OkayAfrica's 100 Women celebrates African women who are making waves, shattering ceilings, and uplifting their communities.

Wayetu Moore is more than just a writer—she is the CEO and publisher of One Moore Book—a boutique publisher of culturally sensitive and educational stories for children of countries with low literacy rates and underrepresented cultures.

The Columbia University grad student of Liberian descent moved to the U.S. with her family in 1990 to flee the civil war and developed a strong need to give back, which has meant giving a voice to children who are not likely to read about themselves or even have access to other cultures outside their own.

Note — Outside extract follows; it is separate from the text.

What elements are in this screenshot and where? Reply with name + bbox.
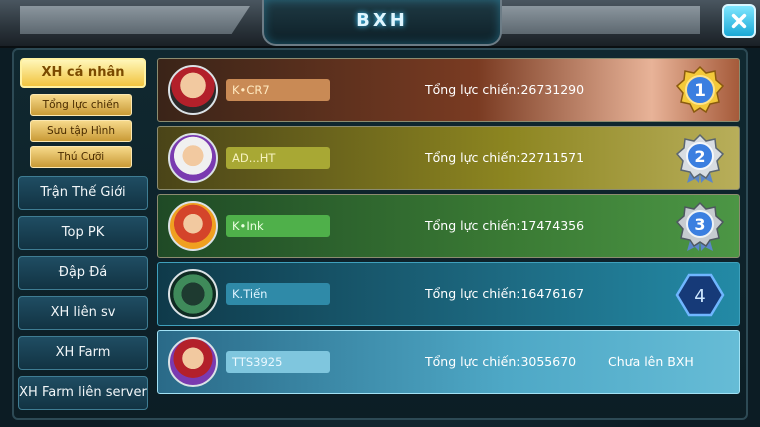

One Moore Book is a member of the Children’s Book Council, a nonprofit trade association of North American children’s book publishers dedicated to supporting and informing the industry. In an interview with Madame Noire, Moore says of her love of literature: “My family experienced the war in Liberia in 1990 and upon moving here when I was 5, it took a long time for me to adjust—longer than my sisters. My mother would buy books for me and read to us before sleeping so I wouldn’t have nightmares. Reading saved my childhood mind from completely losing my trust for people and life. My mother eventually suggested that I begin to write and I wrote my first poem around 7 or 8 and it provided similar therapy as the bedtime stories my mother read to me. These early experiences stuck and I have always been aware of the power of literature and art in the lives of children, especially children who face adversity. I could not imagine not being able to read then–I’m not sure what would have saved me.”

Moore is working on a novel that will be published with Graywolf Press.